# 1970 Arnold!



## Curt James (Aug 20, 2011)

Arnold winning the 1970 Mr. World title at Jim Lorimer's event in Columbus, Ohio.





YouTube Video










They mentioned that Arnold had arrived in Columbus after having won the NABBA Mr. Universe in London. Here's that video...





YouTube Video










Schwarzenegger's experience in Columbus, however, set the stage for the Arnold Schwarzenegger Classic. Arnold, so impressed by Lorimer's contest organization, vowed to return to Columbus after he retired from competition so he could promote shows with Lorimer.

Now known as the Arnold Sports Festival, the event has expanded to include the Arnold Classic Europe which will take place October 7 - 9, 2011 with an associated Expo taking place October 8 - 9.


----------



## sik_swole (Aug 20, 2011)

The first vid at the  Mr World he wasnt as lean as at the universe but damn was he flippin on swole or what....


----------



## Curt James (Aug 20, 2011)

sik_swole said:


> The first vid at the  Mr World he wasnt as lean as at the universe but damn was he flippin on swole or what....



It was such a short time between contests that I'm guessing it's more lighting than anything. The first video is _really _washed out.

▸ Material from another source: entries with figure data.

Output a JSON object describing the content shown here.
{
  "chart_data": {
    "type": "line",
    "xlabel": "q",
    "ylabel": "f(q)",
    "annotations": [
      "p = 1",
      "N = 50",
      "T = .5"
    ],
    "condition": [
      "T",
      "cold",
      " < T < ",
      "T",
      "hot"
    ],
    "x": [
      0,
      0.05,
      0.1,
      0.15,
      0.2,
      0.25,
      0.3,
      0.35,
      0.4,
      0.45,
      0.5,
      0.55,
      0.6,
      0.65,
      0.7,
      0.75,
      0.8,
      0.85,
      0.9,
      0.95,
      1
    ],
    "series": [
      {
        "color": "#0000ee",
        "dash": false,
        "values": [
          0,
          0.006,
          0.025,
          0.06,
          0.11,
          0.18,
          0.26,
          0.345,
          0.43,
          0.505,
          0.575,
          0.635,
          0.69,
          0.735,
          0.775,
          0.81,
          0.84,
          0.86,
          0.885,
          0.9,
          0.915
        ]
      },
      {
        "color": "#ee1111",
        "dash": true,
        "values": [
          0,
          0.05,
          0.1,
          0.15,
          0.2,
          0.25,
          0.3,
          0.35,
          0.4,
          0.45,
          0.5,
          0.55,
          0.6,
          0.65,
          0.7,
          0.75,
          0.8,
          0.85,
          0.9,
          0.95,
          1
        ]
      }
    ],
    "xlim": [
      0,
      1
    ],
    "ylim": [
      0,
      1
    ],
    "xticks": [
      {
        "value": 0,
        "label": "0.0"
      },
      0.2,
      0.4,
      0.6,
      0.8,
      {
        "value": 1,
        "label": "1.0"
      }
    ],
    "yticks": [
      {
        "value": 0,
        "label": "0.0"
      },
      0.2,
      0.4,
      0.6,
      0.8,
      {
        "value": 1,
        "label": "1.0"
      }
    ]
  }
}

Arnold made great strides between 1968 and 1970. Frank Zane won the day at the 1968 IFBB Mr. Universe in Florida when Arnold initially arrived in the U.S.






*L-R:* Roy Callendar (6th place), Zane doing the victory pose, (Believe this is) Pierre Vandensteen (5th place), Don Peters (4th place), Arnold (2nd place)

Where'd 3rd place Johnny Maldonado disappear to? Vic Downes was in 7th and *Christopher Forde* placed 8th.

And here's a noticeably leaner Arnold winning the Overall and Tall Class at the 1970 NABBA Pro Mr. Universe. Boyer Coe (left) won the Short Class.


----------